Some would say the star of the show is the infamous barber chair in which Todd dispatches his victims. I was informed this one was reconditioned from use in the Footlite Musicals production. However, Jay Ganz and Mason Odle designed and built a splendid set around it.

Directed by Andrea Odle, Lipphardt gives us a nearly perfect presentation of Mr. Todd – undying grudge, creepy vocal tone, powerful singing, dead-eyed stare, and all. Slaven wickedly matches him as the ever-plotting Lovett. To the other extreme, Moore and Schultz are ever charming. Bast, in one of the more complex roles, turns in an excellent performance as well.

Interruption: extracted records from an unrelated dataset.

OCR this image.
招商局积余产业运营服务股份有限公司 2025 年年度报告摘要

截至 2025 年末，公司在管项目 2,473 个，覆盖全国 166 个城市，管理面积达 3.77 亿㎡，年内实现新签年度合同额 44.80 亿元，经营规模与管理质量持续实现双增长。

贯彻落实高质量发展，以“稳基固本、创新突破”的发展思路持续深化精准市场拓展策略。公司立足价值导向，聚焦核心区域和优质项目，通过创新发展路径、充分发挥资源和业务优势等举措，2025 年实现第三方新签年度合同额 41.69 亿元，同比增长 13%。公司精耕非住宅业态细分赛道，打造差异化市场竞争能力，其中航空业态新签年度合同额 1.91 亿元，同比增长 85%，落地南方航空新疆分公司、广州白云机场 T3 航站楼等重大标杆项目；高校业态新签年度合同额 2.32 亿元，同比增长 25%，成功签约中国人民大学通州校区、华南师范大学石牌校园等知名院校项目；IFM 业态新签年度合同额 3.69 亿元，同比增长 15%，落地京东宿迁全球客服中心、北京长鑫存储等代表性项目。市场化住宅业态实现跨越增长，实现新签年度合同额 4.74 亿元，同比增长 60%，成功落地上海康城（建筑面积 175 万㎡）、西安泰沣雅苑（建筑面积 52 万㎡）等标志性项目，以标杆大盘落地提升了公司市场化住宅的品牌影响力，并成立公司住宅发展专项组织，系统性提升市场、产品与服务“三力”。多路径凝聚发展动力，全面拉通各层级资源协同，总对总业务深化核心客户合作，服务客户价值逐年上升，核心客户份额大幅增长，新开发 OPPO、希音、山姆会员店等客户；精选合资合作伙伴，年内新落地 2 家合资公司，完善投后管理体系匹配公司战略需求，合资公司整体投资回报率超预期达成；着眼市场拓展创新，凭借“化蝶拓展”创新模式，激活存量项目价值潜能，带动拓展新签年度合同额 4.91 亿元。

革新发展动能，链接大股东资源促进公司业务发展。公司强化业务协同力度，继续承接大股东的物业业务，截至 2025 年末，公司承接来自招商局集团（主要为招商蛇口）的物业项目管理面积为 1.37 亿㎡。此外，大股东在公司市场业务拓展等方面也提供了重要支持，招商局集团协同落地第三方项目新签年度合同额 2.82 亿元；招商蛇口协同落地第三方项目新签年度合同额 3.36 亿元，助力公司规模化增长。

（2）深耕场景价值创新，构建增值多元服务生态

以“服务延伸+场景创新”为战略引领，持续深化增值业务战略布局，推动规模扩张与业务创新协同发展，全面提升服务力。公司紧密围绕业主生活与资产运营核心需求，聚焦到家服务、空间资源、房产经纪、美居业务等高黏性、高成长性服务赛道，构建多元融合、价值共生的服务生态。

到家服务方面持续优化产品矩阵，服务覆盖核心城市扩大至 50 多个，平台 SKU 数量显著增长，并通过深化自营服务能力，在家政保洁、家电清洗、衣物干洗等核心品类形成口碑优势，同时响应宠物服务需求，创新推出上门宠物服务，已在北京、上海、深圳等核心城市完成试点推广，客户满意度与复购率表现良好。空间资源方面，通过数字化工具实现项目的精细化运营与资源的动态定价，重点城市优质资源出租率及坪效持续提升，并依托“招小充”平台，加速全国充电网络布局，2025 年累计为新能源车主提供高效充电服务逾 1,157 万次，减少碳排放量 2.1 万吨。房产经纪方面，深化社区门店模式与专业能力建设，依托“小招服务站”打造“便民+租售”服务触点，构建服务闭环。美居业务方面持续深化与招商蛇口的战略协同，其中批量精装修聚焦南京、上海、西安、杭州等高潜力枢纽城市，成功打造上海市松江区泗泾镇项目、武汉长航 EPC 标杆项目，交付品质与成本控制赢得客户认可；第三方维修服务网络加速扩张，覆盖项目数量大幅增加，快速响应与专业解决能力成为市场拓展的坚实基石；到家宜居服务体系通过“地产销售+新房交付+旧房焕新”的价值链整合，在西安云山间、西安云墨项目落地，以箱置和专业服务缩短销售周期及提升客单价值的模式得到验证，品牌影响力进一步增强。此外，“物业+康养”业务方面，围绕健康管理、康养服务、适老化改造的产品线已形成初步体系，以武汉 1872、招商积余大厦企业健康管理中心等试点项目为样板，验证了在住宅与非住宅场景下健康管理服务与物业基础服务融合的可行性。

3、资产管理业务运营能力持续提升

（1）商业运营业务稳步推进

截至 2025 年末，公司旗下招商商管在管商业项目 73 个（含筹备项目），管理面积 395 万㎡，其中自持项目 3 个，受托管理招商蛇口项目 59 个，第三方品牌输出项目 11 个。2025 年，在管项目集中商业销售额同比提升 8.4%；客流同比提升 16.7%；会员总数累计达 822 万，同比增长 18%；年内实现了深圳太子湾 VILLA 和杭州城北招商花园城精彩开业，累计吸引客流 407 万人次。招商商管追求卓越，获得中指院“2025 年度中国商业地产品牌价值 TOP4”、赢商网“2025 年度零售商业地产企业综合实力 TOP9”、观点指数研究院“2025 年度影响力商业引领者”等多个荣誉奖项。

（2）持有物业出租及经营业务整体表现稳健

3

Perhaps the most interesting was Hunt’s cartoonishly odd Beadle. With his eccentric style and strutting walk, he looks like he escaped from a British “Panto,” yet somehow fits right in this setting. Likewise, Gibbons puts a little more effort than expected in her role, to great effect.

Perhaps the best scene is the entire cast’s enactment of Lovett’s fantasy during “By the Sea,” a surreal bit worthy of some award on its own.

Musical director is Laura Hicks. Dwayne Lewis is stage manager.

Little pies (not meat, though) are sold as souvenir refreshments before and during the show. Greet autumn with this macabre classic, with performances Thursday through Sunday (Sept. 28-Oct. 1) at 220 N. Union St., downtown Westfield. Get info and tickets at westfieldplayhouse.org.